Memorax is a library for efficient recurrent models. Using category theory, we utilize a simple interface that should work for nearly all recurrent models. Unlike most other recurrent modeling libraries, we provide a unified interface for fast recurrent state resets across the sequence, allowing you to avoid truncating BPTT.
We implement both linear and log-complexity recurrent models.
Name | Parallel Time Complexity | Paper | Code |
---|---|---|---|
Linear Recurrent Unit | [paper] | [code] | |
Selective State Space Model (S6) | [paper] | [code] | |
Diagonal Selective State Space Model (S6D) | [paper] | [code] | |
Linear Recurrent Neural Network | [paper] | [code] | |
Fast Autoregressive Transformer | [paper] | [code] | |
Fast and Forgetful Memory | [paper] | [code] | |
Rotational RNN (RotRNN) | [paper] | [code] | |
Fast Weight Programmer | [paper] | [code] | |
DeltaNet | [paper] | [code] | |
Gated DeltaNet | [paper] | [code] | |
DeltaProduct | [paper] | [code] | |
Dot Product Attention | [paper] | [code] | |
Elman Network | [paper] | [code] | |
Gated Recurrent Unit | [paper] | [code] | |
Minimal Gated Unit | [paper] | [code] | |
Long Short-Term Memory Unit | [paper] | [code] |
We provide datasets to test our recurrent models.
Sequential MNIST [HuggingFace] [Code]
The recurrent model receives an MNIST image pixel by pixel, and must predict the digit class.
Sequence Lengths:
[784]
MNIST Math [HuggingFace] [Code]
The recurrent model receives a sequence of MNIST images and operators, pixel by pixel, and must predict the percentile of the operators applied to the MNIST image classes.
Sequence Lengths:
[784 * 5, 784 * 100, 784 * 1_000, 784 * 10_000, 784 * 1_000_000]
Continuous Localization [HuggingFace] [Code]
The recurrent model receives a sequence of translation and rotation vectors in the local coordinate frame, and must predict the corresponding position and orientation in the global coordinate frame.
Sequence Lengths:
[20, 100, 1_000]
Install memorax
using pip and git for your specific framework
pip install "memorax[equinox]@git+https://github.com/smorad/memorax"
pip install "memorax[flax]@git+https://github.com/smorad/memorax"
from memorax.equinox.train_utils import get_residual_memory_models
import jax
import jax.numpy as jnp
from equinox import filter_jit, filter_vmap
from memorax.equinox.train_utils import add_batch_dim
T, F = 5, 6 # time and feature dim
model = get_residual_memory_models(
input=F, hidden=8, output=1, num_layers=2,
models=["LRU"], key=jax.random.key(0)
)["LRU"]
starts = jnp.array([True, False, False, True, False])
xs = jnp.zeros((T, F))
hs, ys = filter_jit(model)(model.initialize_carry(), (xs, starts))
last_h = filter_jit(model.latest_recurrent_state)(hs)
# with batch dim
B = 4
starts = jnp.zeros((B, T), dtype=bool)
xs = jnp.zeros((B, T, F))
hs_0 = add_batch_dim(model.initialize_carry(), B)
hs, ys = filter_jit(filter_vmap(model))(hs_0, (xs, starts))
You can compare various recurrent models on our datasets with a single command
python run_equinox_experiments.py # equinox framework
python run_linen_experiments.py # flax linen framework
Memorax uses the equinox
neural network library.
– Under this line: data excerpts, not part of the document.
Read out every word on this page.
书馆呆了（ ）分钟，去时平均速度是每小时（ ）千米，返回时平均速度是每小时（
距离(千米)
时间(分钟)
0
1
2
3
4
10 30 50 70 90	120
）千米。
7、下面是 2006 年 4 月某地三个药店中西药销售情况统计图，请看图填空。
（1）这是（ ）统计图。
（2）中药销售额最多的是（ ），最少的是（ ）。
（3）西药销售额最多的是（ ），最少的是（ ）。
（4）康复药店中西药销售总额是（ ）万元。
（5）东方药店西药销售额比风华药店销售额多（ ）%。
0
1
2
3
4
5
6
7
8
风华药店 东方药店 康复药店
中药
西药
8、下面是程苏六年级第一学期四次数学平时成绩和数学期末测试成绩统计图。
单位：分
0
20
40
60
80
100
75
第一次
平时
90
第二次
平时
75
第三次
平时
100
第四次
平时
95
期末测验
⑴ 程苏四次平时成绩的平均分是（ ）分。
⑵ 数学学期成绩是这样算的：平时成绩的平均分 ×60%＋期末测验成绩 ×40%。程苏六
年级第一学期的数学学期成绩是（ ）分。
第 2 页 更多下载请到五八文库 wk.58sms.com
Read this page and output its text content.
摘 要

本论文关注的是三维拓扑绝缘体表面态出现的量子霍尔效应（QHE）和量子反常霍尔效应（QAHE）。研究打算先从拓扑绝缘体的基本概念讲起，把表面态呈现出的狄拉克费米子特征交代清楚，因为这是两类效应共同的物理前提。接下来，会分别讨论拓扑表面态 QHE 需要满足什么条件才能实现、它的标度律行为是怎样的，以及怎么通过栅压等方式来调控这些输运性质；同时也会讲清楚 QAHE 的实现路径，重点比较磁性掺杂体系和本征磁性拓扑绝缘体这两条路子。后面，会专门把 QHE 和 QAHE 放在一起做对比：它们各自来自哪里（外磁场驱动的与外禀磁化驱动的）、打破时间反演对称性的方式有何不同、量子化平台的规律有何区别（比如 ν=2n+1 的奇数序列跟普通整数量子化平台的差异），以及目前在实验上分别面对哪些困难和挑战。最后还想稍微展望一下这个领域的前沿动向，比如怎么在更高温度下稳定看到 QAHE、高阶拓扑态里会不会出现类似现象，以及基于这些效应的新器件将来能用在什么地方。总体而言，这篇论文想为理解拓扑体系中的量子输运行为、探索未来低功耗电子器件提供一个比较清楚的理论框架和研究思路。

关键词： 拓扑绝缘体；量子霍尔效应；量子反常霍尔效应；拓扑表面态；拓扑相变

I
See the semigroups directory for fast recurrent models that utilize an associative scan. We also provide a beta flax.linen
API. In this example, we focus on equinox
.
import equinox as eqx
import jax
import jax.numpy as jnp
from memorax.equinox.set_actions.gru import GRU
from memorax.equinox.models.residual import ResidualModel
from memorax.equinox.semigroups.lru import LRU, LRUSemigroup
from memorax.utils import debug_shape
# You can pack multiple subsequences into a single sequence using the start flag
sequence_starts = jnp.array([True, False, False, True, False])
x = jnp.zeros((5, 3))
inputs = (x, sequence_starts)
# Initialize a multi-layer recurrent model
key = jax.random.key(0)
make_layer_fn = lambda recurrent_size, key: LRU(
hidden_size=recurrent_size, recurrent_size=recurrent_size, key=key
)
model = ResidualModel(
make_layer_fn=make_layer_fn,
input_size=3,
recurrent_size=16,
output_size=4,
num_layers=2,
key=key,
)
# Note: We also have layers if you want to build your own model
layer = LRU(hidden_size=16, recurrent_size=16, key=key)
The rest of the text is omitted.